During his dissident European jaunt, Mliswa made unsubstantiated claims on alleged human rights abuses and governance failure in Zimbabwe.

He also foolishly called on the European bloc to spurn any negotiation overtures from Zimbabwe until the country first re-joined the Commonwealth group.

It still boggles the mind why Mliswa regards rejoining the Commonwealth as an important step in the re-engagement between Zimbabwe and Europe, for the group offers nothing concrete to its members except tea, resulting in it being called a ‘Tea Club', a reference to its tea guzzling nature associated with its matron, the Queen of England.

Mliswa's delirium did not end there as he also used his European visit to call on President Mugabe to step down before the expiry of his tenure.

You would think that Mliswa has suddenly become some political High Priest who at the click of his finger would tell a President to abdicate his position, of which the YARD leader is not, for he is simply a political reject and a nonentity seeking political relevance.

Mliswa forgets that the President has a popular mandate to govern the country until 2018, when he would be due to call for another round of elections to choose the country's national leader.

As long as the President's current tenure has not expired, it would be treasonous and ludicrous for anyone to think that an outbreak of foreign engineered urban civil disobedience would force the President out.

Zimbabwe is not a jungle democracy but a constitutional democracy that only allows power to be transferred through elections and not through uninformed protests and demonstrations.

Mliswa was not the only Zimbabwean who wanted to scuttle the efforts of the Chinamasa team, as there were other unpatriotic political malcontents who smuggled themselves into the Zimbabwe UK Investment Conference and sought to deride Government officials as looters.

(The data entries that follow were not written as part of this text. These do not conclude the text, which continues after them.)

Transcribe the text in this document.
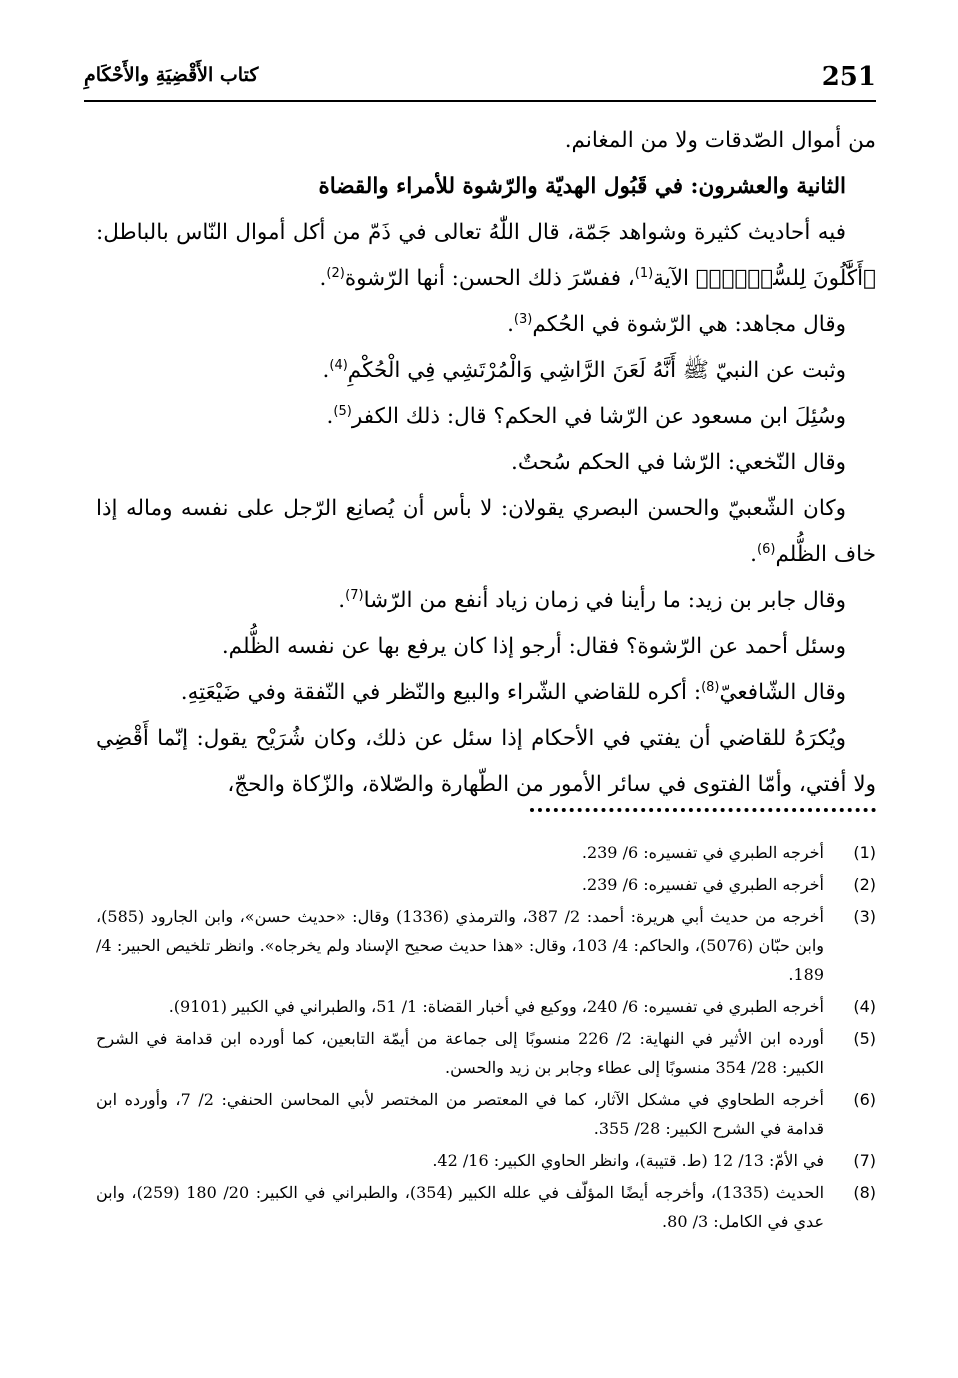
251
كتاب الأَقْضِيَةِ والأَحْكَامِ

من أموال الصّدقات ولا من المغانم.

الثانية والعشرون: في قَبُول الهديّة والرّشوة للأمراء والقضاة

فيه أحاديث كثيرة وشواهد جَمّة، قال اللّٰهُ تعالى في ذَمّ من أكل أموال النّاس بالباطل: ﴿أَكَّٰلُونَ لِلسُّحۡتِۚ﴾ الآية$^{(1)}$، ففسّرَ ذلك الحسن: أنها الرّشوة$^{(2)}$.

وقال مجاهد: هي الرّشوة في الحُكم$^{(3)}$.

وثبت عن النبيّ ﷺ أَنَّهُ لَعَنَ الرَّاشِي وَالْمُرْتَشِي فِي الْحُكْمِ$^{(4)}$.

وسُئِلَ ابن مسعود عن الرّشا في الحكم؟ قال: ذلك الكفر$^{(5)}$.

وقال النّخعي: الرّشا في الحكم سُحتٌ.

وكان الشّعبيّ والحسن البصري يقولان: لا بأس أن يُصانِع الرّجل على نفسه وماله إذا خاف الظُّلم$^{(6)}$.

وقال جابر بن زيد: ما رأينا في زمان زياد أنفع من الرّشا$^{(7)}$.

وسئل أحمد عن الرّشوة؟ فقال: أرجو إذا كان يرفع بها عن نفسه الظُّلم.

وقال الشّافعيّ$^{(8)}$: أكره للقاضي الشّراء والبيع والنّظر في النّفقة وفي ضَيْعَتِهِ.

ويُكرَهُ للقاضي أن يفتي في الأحكام إذا سئل عن ذلك، وكان شُرَيْح يقول: إنّما أَقْضِي ولا أفتي، وأمّا الفتوى في سائر الأمور من الطّهارة والصّلاة، والزّكاة والحجّ،

(1)
أخرجه الطبري في تفسيره: 6/ 239.
(2)
أخرجه الطبري في تفسيره: 6/ 239.
(3)
أخرجه من حديث أبي هريرة: أحمد: 2/ 387، والترمذي (1336) وقال: «حديث حسن»، وابن الجارود (585)، وابن حبّان (5076)، والحاكم: 4/ 103، وقال: «هذا حديث صحيح الإسناد ولم يخرجاه». وانظر تلخيص الحبير: 4/ 189.
(4)
أخرجه الطبري في تفسيره: 6/ 240، ووكيع في أخبار القضاة: 1/ 51، والطبراني في الكبير (9101).
(5)
أورده ابن الأثير في النهاية: 2/ 226 منسوبًا إلى جماعة من أيمّة التابعين، كما أورده ابن قدامة في الشرح الكبير: 28/ 354 منسوبًا إلى عطاء وجابر بن زيد والحسن.
(6)
أخرجه الطحاوي في مشكل الآثار، كما في المعتصر من المختصر لأبي المحاسن الحنفي: 2/ 7، وأورده ابن قدامة في الشرح الكبير: 28/ 355.
(7)
في الأمّ: 13/ 12 (ط. قتيبة)، وانظر الحاوي الكبير: 16/ 42.
(8)
الحديث (1335)، وأخرجه أيضًا المؤلّف في علله الكبير (354)، والطبراني في الكبير: 20/ 180 (259)، وابن عدي في الكامل: 3/ 80.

One such opposition loose cannon, is the bigoted Petina Gappa, who fools herself, believing that she is so knowledgeable and influential so as to block any would-be investors from setting foot in Zimbabwe.

In a pitiful Facebook post, Gappa gleefully boasted about her subversive role in seeking to humiliate the Zimbabwean delegation by throwing a barrage of hate-filled questions at them in the hope of projecting the country as ill-prepared to host foreign investors.

Her act was shameful and unpatriotic.

In her foolishness, she failed to realize that she was actually plundering an investment opportunity for millions of young Zimbabweans that might have become an economic lifeline that could have translated into jobs and improved standard of living.

In her selfish bid to build an anti-Government profile, she simply sacrificed the dreams of millions of sanctions-emaciated Zimbabweans.

In other countries, such seditious behaviour by Mliswa and Gappah would lend perpetrators in jail.

No country would brook such blatant unpatriotic tendencies and sell-out proclivities that sabotage the economic fabric of the country.

We urge our legislators to consider promulgating a law that would make a crime for Zimbabweans to sabotage the economy through political activism.